ポイントの有効期限は無期限である方がユーザーにとっては都合が良いが、高還元率カードの大半は1年や2年と有効期限が決まっている。もし、カードの利用頻度が低いようであれば、還元率は他に劣るが有効期限が無期限であるセゾンカードを検討してみよう。

セゾンカードの代名詞でもある「永久不滅ポイント」は永久にポイントを貯めることができる。ポイント還元率は約0.5%と低いが、SEIYUで5%OFFやポイントUPモールで高倍率を狙えるなど、ポイントの有効期限が無期限という点を踏まえて十分に魅力が高い。

2-5. ポイント還元率と特典の関係

ポイント還元率というのは、現金払いと比較した場合のプラスαとなる1つの要素だ。カードのメリットはポイントだけではなく、特典から得られるメリットも多い。

特典の中でもメリットが分かりやすいのが割引だが、イオンカードのように常設で活用できる割引がある場合はそこまでポイント還元率を優先する必要はない。

例えば、5%OFFという割引を活用できる場合、ポイントに置き換えると5.0%のポイントを得られるのと同等の価値があるわけだ。

2-6. ポイント還元率とポイントUPモールの関係

殆どのカードはポイントUPモールが設置されているので、通販サイトで買い物することが多いなら倍率を高めてポイントを獲得しやすくなる。

ポイントUPモールは提携しているショップや倍率などに違いがあるので、ポイントの使い道と同じように事前に内容を確認しておく方が良い。

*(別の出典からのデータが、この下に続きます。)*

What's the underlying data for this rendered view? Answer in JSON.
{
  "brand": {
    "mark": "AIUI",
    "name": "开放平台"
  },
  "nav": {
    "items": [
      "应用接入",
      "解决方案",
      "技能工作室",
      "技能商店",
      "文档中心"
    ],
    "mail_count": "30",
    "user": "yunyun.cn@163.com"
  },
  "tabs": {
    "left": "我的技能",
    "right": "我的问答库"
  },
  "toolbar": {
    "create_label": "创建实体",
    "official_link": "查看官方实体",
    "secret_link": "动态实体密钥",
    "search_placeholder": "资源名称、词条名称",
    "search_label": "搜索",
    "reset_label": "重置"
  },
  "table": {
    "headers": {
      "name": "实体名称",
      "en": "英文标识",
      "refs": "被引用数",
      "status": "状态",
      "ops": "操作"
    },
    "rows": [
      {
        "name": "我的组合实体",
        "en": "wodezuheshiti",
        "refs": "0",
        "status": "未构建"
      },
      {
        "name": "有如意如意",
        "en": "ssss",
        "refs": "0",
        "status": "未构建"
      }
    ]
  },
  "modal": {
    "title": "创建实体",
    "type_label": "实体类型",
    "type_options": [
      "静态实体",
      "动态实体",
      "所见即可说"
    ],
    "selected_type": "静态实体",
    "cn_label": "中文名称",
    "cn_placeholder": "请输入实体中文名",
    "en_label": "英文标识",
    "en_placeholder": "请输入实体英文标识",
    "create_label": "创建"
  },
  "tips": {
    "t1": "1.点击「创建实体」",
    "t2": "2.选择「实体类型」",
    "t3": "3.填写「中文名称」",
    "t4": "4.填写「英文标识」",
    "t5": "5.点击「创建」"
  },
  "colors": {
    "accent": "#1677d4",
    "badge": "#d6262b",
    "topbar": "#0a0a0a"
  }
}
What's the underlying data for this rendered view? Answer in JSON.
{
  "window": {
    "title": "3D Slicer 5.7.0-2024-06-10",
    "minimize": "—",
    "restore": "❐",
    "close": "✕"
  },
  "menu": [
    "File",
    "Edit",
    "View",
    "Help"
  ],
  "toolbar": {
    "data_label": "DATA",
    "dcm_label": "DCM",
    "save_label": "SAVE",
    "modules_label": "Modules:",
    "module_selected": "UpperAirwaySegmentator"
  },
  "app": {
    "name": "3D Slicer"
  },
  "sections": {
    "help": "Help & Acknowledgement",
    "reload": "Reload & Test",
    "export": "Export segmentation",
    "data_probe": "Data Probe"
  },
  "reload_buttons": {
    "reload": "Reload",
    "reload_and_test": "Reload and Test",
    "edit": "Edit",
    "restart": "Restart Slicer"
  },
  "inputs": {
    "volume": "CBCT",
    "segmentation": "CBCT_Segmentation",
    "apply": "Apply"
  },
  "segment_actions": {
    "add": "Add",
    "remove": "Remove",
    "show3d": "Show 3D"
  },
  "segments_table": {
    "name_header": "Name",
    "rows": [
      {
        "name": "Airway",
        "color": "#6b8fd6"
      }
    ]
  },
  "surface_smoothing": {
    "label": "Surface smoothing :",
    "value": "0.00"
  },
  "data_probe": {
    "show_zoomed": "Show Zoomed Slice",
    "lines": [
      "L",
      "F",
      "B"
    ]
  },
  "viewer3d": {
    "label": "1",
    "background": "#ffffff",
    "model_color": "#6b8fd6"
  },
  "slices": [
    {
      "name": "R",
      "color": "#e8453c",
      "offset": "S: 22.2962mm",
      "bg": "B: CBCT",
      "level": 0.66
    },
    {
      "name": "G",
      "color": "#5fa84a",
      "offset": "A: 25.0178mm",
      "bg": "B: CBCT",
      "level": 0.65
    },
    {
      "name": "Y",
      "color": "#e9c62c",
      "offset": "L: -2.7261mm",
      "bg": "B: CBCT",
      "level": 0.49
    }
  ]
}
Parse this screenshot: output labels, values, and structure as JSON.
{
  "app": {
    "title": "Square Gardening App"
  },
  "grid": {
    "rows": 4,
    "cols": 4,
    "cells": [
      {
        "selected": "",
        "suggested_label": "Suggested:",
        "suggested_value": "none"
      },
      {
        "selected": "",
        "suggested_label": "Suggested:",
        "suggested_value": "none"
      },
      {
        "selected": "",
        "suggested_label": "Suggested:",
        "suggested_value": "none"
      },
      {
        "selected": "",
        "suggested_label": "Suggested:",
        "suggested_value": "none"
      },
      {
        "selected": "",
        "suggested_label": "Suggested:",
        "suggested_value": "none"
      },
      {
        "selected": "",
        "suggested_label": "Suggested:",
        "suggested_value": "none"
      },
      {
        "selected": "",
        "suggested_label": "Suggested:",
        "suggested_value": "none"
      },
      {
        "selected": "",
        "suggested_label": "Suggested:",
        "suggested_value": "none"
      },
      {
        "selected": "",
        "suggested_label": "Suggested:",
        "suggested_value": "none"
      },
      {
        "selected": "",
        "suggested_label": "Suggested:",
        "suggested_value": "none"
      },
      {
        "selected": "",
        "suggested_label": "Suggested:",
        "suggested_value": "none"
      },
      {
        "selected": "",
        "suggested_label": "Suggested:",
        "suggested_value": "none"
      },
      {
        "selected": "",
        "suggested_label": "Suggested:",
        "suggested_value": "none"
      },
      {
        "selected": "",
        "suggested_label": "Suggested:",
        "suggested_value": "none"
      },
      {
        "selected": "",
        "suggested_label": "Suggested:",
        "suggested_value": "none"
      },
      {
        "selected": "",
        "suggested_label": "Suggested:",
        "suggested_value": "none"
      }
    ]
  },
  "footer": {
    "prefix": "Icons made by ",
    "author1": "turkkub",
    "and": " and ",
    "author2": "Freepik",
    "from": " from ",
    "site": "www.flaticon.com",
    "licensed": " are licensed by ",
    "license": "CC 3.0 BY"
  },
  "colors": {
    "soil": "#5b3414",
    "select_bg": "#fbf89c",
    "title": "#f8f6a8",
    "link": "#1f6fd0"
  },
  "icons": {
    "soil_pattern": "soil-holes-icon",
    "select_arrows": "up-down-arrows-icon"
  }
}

また、ポイントUPモールの倍率は基本的に2倍でポイントを獲得できれば十分という考え方を持っておこう。ポイントUPモールの倍率はショップによって異なり、定期的に倍率が変更される。そのため、最大倍率を必ずしも活かせるとは限らないので、2倍などの低倍率が多い現状から日常的な買い物をする際に積極的にチェックしておくのがオススメだ。

まとめ

クレジットカードの選び方でポイント還元率は便利な指標だが、かなり奥が深いテーマでもある。すべての人にとって「高還元率=メリットが高い」とはならないところが難しく、せっかく作るカードを愛用するためにもトータル的な判断を心がけておこう。